Researchers at the California Institute of Technology studied mice with autism and found they carried an abundance of a specific molecule called 4EPS in their blood. This molecule is believed to be leaked from the gut (many of those with autism develop ‘leaky gut syndrome’ which is when intestinal bacteria permeates into the circulatory system causing harm).

When researchers replenished the mice with a specific probiotic (good bacteria) called B. fragilis, the 4EPS levels subsided, leaky gut closed and autistic manifestations such as repetitive movement and anxiety no longer presented.

Paul Patterson, a professor of biology at Caltech who co-authored the study believes that,

“If you block the gastrointestinal problem, you can treat the behavioral symptoms,”

Mood Enhancer

With research of autism’s response to gut-brain axis probiotic therapy, the same application could be applied to healthy individuals for enhancing mood. Anxiety and depression could be the result of dealing with mood swings and is often a difficult cycle to get out of.

Now, studies are showing that a daily probiotic may help rebalance your gut which could be the cause of your mood struggles.

The New York Times cites a well regarded 2011 study published in the Proceedings of the National Academy of Science. Researchers from the University College Cork in Ireland and McMaster University in Ontario studied the effects of probiotic bacteria-laden broth (Lactobacillus rhamnosus) fed to stressed mice.

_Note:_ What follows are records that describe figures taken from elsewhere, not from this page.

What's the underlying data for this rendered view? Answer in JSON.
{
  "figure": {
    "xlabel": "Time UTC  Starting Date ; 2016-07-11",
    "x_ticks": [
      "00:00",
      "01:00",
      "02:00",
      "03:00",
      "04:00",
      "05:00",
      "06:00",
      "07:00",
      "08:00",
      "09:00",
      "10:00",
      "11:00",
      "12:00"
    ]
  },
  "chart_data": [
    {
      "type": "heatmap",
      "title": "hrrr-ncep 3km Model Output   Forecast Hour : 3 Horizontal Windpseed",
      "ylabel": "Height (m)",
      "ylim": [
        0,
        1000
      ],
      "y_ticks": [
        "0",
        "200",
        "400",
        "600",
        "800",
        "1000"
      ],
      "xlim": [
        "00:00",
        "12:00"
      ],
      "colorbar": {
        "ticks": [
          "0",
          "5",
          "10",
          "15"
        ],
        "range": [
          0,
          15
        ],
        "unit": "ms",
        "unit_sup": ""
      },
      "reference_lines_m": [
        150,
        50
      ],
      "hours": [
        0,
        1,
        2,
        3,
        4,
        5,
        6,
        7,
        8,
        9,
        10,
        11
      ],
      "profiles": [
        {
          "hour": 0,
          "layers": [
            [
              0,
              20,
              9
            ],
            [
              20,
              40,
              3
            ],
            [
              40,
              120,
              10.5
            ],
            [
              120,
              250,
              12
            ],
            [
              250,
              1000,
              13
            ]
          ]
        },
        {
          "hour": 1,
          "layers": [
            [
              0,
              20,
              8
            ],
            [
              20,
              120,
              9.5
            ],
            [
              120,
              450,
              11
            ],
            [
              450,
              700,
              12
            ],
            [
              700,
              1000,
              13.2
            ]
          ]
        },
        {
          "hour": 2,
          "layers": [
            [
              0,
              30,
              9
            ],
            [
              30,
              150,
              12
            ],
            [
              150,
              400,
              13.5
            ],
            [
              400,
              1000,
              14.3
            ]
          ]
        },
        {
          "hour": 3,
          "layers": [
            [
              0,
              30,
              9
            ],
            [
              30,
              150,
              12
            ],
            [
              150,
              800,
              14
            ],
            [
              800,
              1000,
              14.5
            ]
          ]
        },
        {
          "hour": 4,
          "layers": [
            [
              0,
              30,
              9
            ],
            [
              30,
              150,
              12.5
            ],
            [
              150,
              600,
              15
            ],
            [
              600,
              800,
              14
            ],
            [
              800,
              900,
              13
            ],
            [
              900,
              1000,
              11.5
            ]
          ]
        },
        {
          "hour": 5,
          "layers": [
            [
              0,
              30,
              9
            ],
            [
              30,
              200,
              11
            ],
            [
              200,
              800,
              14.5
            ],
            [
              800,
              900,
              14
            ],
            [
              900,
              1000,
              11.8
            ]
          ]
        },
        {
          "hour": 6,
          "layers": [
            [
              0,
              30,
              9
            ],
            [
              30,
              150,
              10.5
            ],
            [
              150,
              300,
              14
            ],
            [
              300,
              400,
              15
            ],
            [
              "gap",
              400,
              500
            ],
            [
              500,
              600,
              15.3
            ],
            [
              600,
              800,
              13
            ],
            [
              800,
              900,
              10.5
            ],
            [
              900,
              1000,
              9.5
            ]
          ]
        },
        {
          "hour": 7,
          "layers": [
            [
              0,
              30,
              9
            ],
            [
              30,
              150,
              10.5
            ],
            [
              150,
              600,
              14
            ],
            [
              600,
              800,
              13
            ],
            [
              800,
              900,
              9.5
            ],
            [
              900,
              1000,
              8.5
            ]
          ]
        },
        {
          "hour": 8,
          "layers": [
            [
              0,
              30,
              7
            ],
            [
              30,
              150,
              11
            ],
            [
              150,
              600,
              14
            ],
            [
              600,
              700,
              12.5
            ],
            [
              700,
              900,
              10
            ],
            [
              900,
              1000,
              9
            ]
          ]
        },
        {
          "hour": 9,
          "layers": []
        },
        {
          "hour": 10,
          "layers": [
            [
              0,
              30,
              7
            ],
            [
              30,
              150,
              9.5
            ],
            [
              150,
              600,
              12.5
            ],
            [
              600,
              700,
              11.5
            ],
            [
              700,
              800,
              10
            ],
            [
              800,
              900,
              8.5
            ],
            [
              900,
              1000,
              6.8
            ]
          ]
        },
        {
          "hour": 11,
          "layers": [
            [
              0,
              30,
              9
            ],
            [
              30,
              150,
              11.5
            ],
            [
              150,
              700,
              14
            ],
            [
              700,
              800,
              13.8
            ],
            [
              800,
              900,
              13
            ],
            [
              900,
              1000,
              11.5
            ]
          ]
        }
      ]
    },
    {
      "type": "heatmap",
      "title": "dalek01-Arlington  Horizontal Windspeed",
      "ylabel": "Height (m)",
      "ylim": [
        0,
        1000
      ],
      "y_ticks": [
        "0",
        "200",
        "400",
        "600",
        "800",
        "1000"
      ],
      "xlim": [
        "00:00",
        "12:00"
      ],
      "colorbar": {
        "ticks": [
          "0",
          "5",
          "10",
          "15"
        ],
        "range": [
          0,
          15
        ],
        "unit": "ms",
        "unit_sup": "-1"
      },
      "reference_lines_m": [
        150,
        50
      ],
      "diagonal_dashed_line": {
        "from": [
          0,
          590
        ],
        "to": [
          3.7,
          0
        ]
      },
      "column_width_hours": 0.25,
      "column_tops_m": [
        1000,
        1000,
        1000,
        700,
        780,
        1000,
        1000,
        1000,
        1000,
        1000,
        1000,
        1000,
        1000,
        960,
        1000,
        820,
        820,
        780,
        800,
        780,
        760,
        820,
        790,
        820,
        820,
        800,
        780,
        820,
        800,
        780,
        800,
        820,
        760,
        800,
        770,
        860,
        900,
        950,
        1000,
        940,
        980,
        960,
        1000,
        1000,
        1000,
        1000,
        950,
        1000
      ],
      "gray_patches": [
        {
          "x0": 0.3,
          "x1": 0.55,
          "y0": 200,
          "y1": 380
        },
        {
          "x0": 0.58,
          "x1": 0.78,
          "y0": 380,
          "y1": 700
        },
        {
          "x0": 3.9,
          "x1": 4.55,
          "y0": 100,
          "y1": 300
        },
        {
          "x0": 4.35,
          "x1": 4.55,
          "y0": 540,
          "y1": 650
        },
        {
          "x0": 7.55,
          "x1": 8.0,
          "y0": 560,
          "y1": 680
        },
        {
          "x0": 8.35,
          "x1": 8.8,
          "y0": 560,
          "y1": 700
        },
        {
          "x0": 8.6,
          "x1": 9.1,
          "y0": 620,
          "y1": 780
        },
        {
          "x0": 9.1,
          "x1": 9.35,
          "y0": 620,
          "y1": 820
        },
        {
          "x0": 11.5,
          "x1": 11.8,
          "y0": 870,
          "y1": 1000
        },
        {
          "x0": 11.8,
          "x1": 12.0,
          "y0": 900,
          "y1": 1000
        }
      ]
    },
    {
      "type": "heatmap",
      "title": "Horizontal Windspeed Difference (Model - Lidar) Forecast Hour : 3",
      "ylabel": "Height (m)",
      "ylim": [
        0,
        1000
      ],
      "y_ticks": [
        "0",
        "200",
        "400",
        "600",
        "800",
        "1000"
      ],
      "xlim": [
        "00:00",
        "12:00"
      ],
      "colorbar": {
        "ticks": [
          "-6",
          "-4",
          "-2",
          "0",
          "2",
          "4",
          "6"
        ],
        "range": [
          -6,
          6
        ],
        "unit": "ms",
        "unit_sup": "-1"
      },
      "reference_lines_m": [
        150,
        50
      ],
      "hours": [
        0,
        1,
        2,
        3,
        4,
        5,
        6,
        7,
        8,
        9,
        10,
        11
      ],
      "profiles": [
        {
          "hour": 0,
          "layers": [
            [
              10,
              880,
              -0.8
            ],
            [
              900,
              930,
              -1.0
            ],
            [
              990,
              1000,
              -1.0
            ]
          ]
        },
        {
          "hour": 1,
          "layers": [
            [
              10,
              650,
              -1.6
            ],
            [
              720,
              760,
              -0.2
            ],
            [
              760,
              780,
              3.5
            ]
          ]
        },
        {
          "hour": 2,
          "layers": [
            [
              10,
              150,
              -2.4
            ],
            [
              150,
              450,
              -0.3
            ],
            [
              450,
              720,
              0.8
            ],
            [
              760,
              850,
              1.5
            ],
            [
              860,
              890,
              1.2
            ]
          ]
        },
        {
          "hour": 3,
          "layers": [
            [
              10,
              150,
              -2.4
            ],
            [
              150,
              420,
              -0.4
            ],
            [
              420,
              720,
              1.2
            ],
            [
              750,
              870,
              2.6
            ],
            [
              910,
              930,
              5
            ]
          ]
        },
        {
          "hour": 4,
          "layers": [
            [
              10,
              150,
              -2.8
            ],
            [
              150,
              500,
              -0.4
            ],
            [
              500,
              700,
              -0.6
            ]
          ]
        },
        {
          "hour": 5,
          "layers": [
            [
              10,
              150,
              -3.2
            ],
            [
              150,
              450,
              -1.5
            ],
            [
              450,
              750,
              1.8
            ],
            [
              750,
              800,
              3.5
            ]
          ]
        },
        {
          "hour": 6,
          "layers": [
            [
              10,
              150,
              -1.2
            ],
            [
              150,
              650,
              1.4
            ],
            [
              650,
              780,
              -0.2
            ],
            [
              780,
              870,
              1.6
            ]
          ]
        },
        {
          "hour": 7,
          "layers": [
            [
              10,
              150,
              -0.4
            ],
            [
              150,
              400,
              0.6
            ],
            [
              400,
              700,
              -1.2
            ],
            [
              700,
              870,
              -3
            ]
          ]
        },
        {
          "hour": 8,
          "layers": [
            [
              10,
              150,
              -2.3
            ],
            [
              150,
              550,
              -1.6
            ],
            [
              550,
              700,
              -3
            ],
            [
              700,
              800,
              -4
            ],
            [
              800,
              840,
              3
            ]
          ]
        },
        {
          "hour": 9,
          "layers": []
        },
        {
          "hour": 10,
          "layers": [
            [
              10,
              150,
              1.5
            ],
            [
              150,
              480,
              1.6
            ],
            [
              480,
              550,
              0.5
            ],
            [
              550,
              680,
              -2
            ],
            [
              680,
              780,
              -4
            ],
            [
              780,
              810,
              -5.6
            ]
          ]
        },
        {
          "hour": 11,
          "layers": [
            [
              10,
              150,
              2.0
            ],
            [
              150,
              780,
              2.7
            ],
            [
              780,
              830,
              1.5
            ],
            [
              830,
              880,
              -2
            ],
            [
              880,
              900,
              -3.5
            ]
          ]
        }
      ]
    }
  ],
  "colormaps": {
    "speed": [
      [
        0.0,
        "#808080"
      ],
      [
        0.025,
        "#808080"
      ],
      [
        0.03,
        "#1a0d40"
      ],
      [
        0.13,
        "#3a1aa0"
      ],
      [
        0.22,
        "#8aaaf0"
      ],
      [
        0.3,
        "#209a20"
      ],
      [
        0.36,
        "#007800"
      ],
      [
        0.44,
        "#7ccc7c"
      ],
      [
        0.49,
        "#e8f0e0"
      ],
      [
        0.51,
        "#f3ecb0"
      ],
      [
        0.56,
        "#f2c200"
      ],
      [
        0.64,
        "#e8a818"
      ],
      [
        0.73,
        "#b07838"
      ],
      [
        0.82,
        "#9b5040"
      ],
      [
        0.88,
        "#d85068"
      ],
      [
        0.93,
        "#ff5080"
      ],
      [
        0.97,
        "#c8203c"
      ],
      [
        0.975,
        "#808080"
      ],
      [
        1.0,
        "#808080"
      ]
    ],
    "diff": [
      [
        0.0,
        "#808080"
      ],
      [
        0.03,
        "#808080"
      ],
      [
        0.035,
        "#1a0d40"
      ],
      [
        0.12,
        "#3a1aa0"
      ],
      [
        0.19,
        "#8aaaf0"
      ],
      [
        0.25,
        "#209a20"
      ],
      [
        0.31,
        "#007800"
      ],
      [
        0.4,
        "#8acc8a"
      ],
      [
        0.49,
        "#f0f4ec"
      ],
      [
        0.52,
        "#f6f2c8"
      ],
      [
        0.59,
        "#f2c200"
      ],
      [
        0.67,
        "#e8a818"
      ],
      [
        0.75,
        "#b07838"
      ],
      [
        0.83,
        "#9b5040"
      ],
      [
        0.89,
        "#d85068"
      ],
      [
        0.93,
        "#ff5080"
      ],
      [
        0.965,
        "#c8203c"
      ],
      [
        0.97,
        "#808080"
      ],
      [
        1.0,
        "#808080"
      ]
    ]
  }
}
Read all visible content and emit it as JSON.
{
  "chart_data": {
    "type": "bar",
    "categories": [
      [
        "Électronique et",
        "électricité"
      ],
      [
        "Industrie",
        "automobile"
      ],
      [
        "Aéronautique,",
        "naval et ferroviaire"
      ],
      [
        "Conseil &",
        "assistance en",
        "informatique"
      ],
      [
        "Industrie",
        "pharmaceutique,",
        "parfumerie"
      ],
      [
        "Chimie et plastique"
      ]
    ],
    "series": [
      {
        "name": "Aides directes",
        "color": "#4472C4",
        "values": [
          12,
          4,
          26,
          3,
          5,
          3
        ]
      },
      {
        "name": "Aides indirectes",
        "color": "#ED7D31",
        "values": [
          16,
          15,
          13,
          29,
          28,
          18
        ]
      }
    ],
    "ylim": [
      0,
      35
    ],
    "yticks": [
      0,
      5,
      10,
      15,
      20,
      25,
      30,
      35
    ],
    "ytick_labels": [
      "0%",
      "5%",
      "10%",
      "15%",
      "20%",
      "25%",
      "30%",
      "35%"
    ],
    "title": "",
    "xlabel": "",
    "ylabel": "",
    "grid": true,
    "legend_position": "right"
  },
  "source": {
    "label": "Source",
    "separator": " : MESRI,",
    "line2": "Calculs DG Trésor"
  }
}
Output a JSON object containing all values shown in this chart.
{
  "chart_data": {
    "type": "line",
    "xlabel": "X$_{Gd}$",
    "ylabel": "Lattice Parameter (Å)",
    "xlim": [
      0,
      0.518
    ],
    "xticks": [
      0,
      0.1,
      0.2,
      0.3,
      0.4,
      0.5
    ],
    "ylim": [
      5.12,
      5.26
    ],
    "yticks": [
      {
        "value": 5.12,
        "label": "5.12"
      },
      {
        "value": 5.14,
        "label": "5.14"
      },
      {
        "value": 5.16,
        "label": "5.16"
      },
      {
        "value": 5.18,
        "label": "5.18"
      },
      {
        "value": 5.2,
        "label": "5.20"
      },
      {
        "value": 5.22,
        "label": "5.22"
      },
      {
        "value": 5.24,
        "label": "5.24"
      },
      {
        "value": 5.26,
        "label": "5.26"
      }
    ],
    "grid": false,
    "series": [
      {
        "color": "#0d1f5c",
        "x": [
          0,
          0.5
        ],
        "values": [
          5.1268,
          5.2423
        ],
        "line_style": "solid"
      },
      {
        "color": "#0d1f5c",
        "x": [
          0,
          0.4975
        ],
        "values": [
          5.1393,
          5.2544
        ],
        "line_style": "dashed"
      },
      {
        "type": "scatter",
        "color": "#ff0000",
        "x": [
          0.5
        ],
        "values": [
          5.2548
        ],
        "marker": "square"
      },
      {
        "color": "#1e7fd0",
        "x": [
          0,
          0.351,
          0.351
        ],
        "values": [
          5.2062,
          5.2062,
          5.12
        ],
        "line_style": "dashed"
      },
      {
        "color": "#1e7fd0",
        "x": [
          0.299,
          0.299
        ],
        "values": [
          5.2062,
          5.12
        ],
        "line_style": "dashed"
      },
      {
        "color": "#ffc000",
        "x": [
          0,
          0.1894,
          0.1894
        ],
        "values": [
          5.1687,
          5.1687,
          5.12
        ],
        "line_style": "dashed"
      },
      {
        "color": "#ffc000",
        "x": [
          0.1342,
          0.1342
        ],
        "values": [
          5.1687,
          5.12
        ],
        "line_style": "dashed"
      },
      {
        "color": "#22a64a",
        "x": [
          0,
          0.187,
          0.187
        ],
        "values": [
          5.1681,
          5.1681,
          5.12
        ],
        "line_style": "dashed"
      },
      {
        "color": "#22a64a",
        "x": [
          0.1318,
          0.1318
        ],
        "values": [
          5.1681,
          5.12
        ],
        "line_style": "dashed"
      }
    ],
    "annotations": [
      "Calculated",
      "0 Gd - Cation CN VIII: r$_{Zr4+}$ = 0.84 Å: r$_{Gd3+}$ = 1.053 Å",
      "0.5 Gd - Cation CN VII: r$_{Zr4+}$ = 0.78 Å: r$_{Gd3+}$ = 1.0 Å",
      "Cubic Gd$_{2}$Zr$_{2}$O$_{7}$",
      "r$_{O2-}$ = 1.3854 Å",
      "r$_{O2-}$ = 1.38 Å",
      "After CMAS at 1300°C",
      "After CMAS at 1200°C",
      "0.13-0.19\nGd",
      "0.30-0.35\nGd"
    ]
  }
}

John Cryan, the neuroscientist who designed the study, comments to the Times about the rodent’s turnaround,

‘‘They behaved as if they were on Prozac,…They were more chilled out and more relaxed.’’

It is believed that the neural (nerve related) chemistry of the mice was altered by the probiotic. Bryan and co-author Ted Dinan coined the phrase “psychobiotics” after, according to the Times, they theorized that,

“…micro-organisms in the gut tickle a sensory nerve ending in the fingerlike protrusion lining the intestine and carry that electrical impulse up the vagus nerve and into the deep-brain structures thought to be responsible for elemental emotions like anxiety.”

In a 2015 study published in the Annals of Gastroenterology by Italian researchers concluded that,

“Strong evidence suggests that gut microbiota has an important role in bidirectional interactions between the gut and the nervous system. It interacts with CNS[central nervous system] by regulating brain chemistry and influencing neuro-endocrine systems associated with stress response, anxiety and memory function. Many of these effects appear to be strain-specific, suggesting a potential role of certain probiotic strains as novel adjuvant strategy for neurologic disorders.”

The gut-brain axis mood link could be the beginning of simply supplementing the gut with an exact match of good bacteria for healing. There just may come a day that Big Pharma diminishes and instead all you do is submit a stool sample to your doctor for a microbe readjustment instead of taking medicine.